# feelings on Rota Slipstream???



## infantspikes (May 1, 2004)

So, what are people's feeling on the subject of the ROTA Slipstream wheels on Nissans???

Yes, they are Spoon replicas, but they offer pretty good bang for your buck.


----------



## Radioaktiv (Feb 12, 2004)

i love them
if i had the $$
that would be my next wheel


----------



## Avshi750 (Jan 13, 2003)

for the price i love them... was looking at no less than four types of rotas for my sentra recently.

the look of slipstreams is very nice... not too flashy but far from a stock look for Nissans.

Now the Down Sides: (or up side depends on your opinion)

*all hear-say*

the paint is not of the highest quality. i hear they scratch and chip easy. but with colors like flat black, a quick spray from a can of flat black can fix any curb mark. try that on a set of crome dubs .

the wheels are "soft" so i hear. so they do flex a little on hard corners, but obviously not enough to matter. i have yet to read a thread where someone's rota cracked.


----------



## infantspikes (May 1, 2004)

infantspikes said:


> So, what are people's feeling on the subject of the ROTA Slipstream wheels on Nissans???
> 
> Yes, they are Spoon replicas, but they offer pretty good bang for your buck.


I was more hinting at the fact of putting HONDA replicas on a NISSAN.
Is it sin? heh


----------



## Avshi750 (Jan 13, 2003)

for the cost/ look/ weight not many people seem to mind that they are honda knock offs...


----------



## wes (Apr 30, 2002)

Rota's are good wheels fo rthe $$$ but they are not track wheels. I have personally owne da set of Rota Sub Zero's and I crcked one of the wheels with a very MINOR off track excursion. I have seen several other sets of cracked Rota's floating around. Like I said, great wheel for the street.


----------



## kenshin138 (Aug 28, 2004)

Just as an FYI, you can kind of "get away with it" using the following logic:

Spoon wheels (SW388's) are made by Desmond for them in flat black.

Desmond makes the same wheels (Regamaster) in white, silver, and gunmetal.

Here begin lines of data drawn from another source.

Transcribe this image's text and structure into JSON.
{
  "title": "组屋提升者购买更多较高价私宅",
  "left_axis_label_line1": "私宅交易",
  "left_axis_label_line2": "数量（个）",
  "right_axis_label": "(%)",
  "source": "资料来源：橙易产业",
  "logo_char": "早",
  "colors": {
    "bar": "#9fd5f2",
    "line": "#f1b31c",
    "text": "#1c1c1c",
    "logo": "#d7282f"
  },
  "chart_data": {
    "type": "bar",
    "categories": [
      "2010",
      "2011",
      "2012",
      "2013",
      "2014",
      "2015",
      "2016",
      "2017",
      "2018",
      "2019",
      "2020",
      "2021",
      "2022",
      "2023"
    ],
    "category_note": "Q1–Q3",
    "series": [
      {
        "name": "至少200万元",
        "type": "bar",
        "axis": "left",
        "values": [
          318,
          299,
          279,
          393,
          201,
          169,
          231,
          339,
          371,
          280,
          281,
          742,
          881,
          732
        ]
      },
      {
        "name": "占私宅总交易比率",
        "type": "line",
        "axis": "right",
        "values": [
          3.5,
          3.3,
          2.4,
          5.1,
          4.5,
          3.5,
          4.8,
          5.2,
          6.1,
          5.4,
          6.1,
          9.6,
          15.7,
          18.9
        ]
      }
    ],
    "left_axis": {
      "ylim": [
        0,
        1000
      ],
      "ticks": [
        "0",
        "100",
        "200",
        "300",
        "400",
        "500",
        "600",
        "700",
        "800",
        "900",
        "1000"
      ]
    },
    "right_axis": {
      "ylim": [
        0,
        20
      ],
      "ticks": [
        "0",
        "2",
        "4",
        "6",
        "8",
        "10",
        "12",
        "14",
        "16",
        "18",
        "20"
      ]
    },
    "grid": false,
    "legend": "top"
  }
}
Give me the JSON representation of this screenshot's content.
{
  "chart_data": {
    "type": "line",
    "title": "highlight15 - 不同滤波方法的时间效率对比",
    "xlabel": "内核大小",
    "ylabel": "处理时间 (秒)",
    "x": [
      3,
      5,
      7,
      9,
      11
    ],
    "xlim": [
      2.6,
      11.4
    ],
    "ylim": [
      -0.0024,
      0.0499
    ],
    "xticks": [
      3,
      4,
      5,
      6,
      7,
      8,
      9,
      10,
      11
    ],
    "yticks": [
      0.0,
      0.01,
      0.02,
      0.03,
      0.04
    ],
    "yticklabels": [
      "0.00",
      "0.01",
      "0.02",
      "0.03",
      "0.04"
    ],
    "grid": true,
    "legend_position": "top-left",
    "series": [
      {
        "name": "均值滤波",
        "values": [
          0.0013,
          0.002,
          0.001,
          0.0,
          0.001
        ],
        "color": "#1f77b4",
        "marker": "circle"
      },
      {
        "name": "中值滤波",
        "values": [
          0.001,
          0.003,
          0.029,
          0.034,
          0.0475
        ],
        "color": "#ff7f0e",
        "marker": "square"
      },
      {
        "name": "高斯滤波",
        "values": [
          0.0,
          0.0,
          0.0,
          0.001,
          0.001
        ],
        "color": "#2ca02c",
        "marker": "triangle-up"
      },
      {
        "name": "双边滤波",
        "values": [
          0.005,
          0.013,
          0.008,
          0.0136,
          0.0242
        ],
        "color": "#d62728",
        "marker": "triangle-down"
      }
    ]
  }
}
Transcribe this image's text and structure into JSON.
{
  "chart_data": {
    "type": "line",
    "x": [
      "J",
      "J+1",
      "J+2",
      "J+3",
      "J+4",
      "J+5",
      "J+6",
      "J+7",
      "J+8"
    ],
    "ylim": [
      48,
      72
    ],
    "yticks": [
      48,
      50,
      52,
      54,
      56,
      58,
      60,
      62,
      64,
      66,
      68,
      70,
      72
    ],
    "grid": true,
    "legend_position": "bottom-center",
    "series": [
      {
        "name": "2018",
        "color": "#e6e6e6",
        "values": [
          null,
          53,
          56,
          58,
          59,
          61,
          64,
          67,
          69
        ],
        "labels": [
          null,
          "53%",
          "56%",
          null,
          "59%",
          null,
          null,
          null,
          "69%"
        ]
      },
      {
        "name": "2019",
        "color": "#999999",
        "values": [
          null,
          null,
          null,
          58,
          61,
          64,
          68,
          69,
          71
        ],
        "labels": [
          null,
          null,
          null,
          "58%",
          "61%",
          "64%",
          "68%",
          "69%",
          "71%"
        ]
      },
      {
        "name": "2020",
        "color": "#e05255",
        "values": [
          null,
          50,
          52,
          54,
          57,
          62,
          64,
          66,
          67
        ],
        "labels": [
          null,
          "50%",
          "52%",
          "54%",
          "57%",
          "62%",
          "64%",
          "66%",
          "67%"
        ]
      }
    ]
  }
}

Desmond wheels are not "honda specific" although you see them on honda's a lot due to the fact that they are popular FWD wheels, and Honda is the JDM king of FWD.

So unless you get the flat black you could in theory "get away with it". Or just argue that they are replica's and you dont really care who made the original.


----------



## pete? (Jul 6, 2004)

if you wana see how they will look look at this car.......= HOTNESS!


----------